Similar to PlayShifu, startups such as Smartivity Labs is also experimenting with interactive educational toys for children. Smartivity offers STEM learning activity boxes for kids between the ages of 4 and 12. These DIY boxes are designed around fundamental scientific principles and their real-world applications. Kids can put together the building parts — made out of compressed wood, as per instructions in the booklet that explains the scientific principles behind each activity or creation.
One of the challenges for interactive edtech platforms is that the additional cost of the hardware can be a deterrent for new users. Edtech is seen as a democratising force, making learning content easily accessible and affordable for all income groups. But AR-enabled interactive toys have the hardware and manufacturing costs, which often make them less affordable. PlayShifu toys are sold starting from INR 299 (Shifu Flash Cards) up to INR 3499 (Plugo STEM Packs), so they are certainly a little more expensive than a digital textbook or a video-based tutor. Will PlayShifu consider reducing the price points to reach more customers? Not according to Goyal. “To go below the current price points will interfere with the quality of products that we are able to deliver currently.”
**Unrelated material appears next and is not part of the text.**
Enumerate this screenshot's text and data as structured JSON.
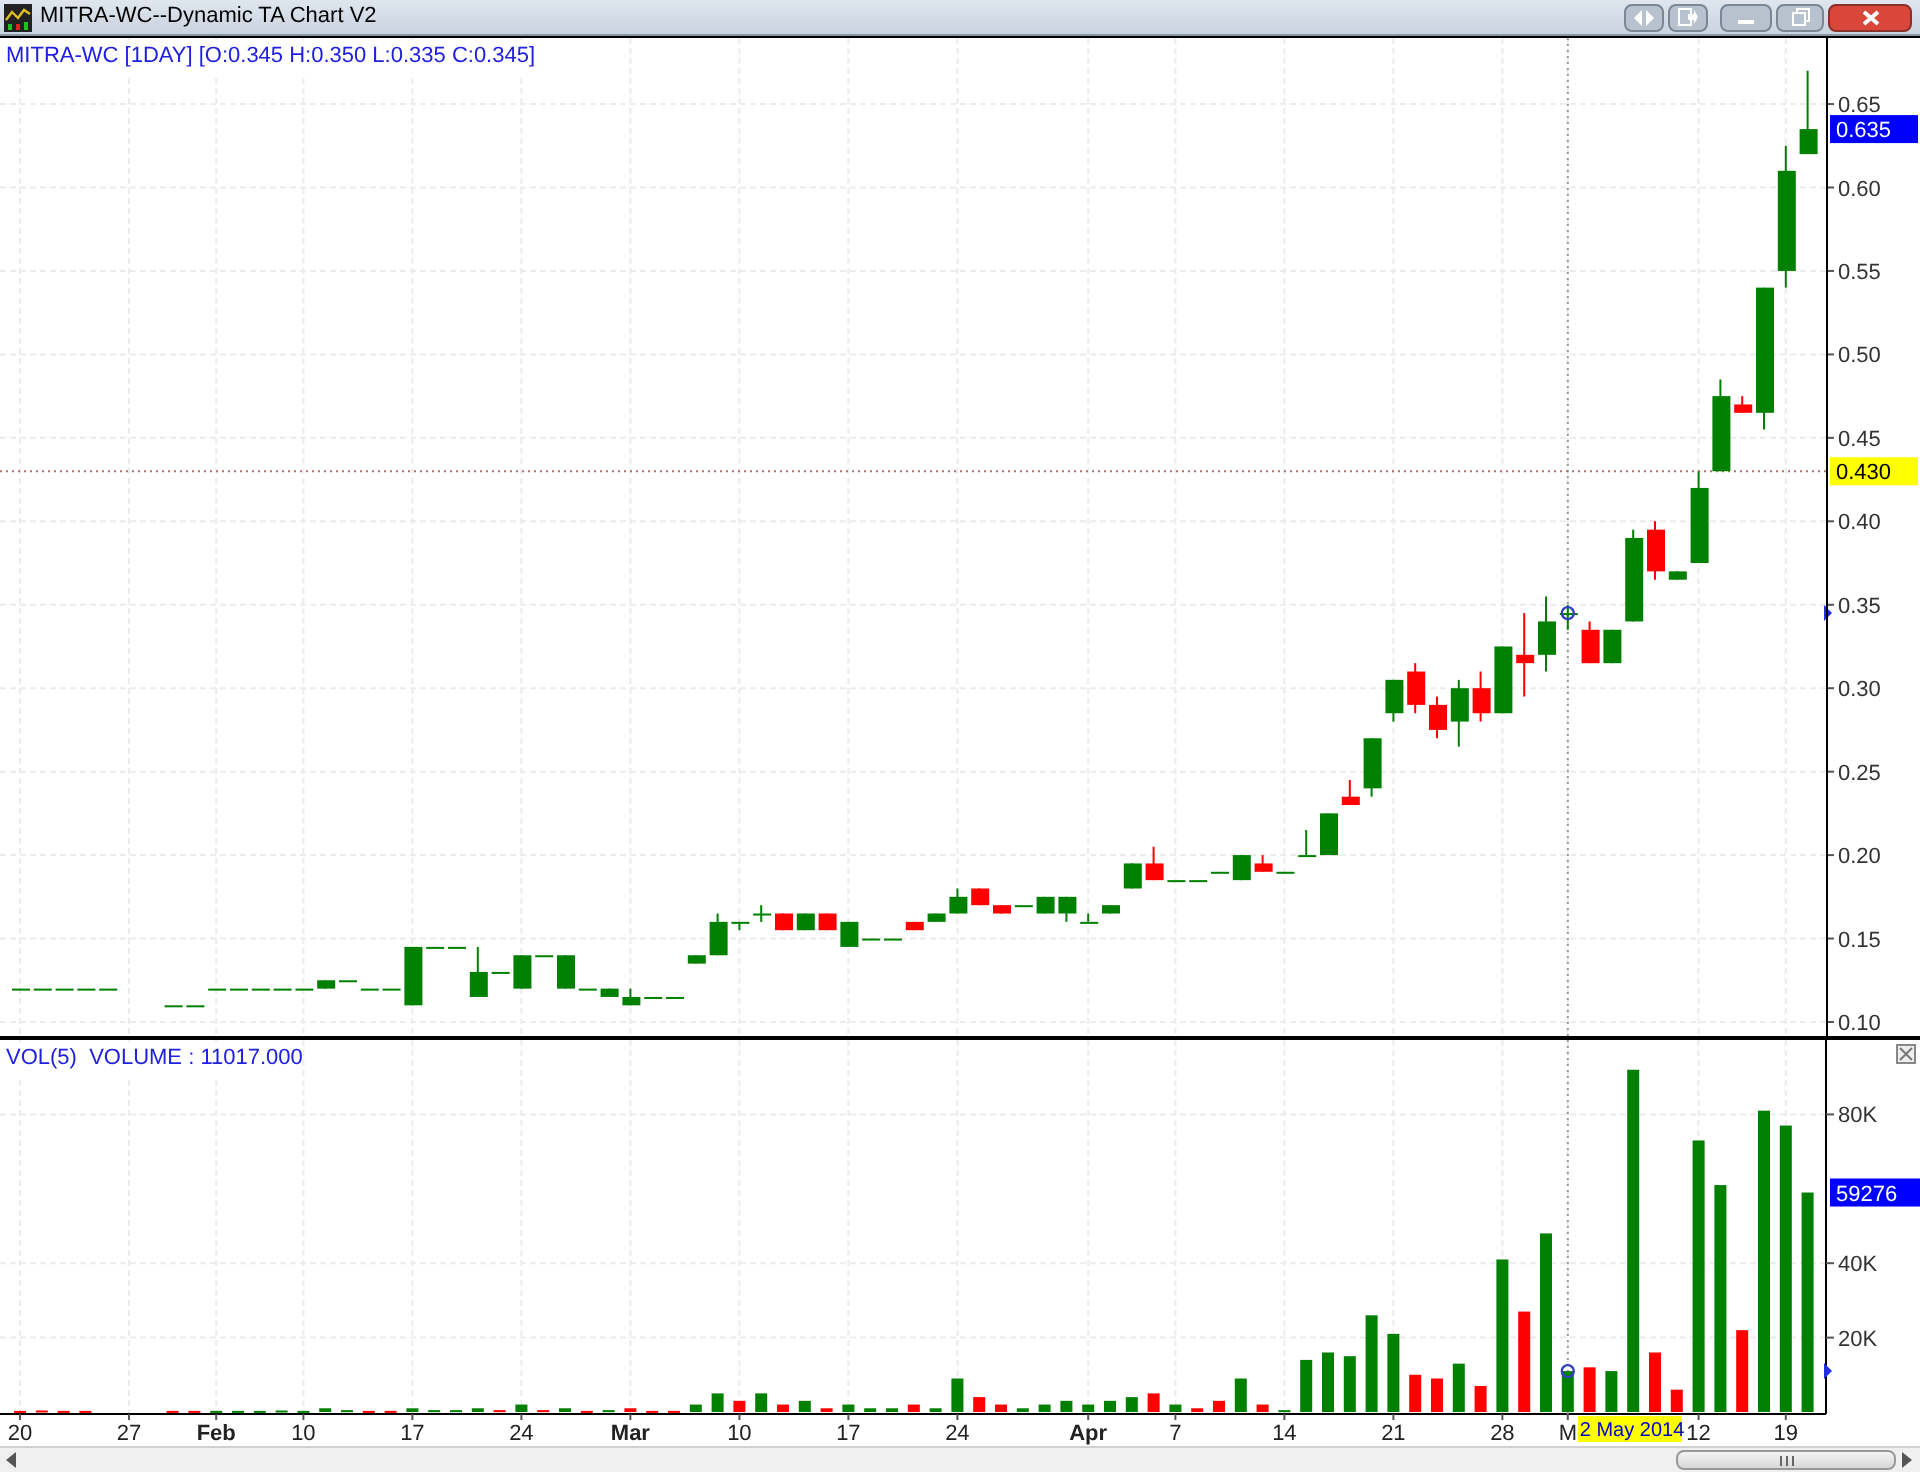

Instead of thinking of bringing down the price, PlayShifu is looking at value creation. Consumers and kids need to think in terms of the learning value that interactive toys are providing, Goyal said. While parents are ready to spend thousands of rupees on teachers, tutors, and learning-oriented stuff, the retention and engagement for interactive kits tend to be higher, according to the founder. According to Goyal, parents underestimate the impact of interactive learning — 90% of learning for kids below the age of 10 years happens through games and toys or through playing with other kids, he added.
“That’s one behavioural change we are proud to have inspired in many parents and want to continue widening the space enough that STEM toys and games actually become the largest segment of toys rather than being the third or fourth one.”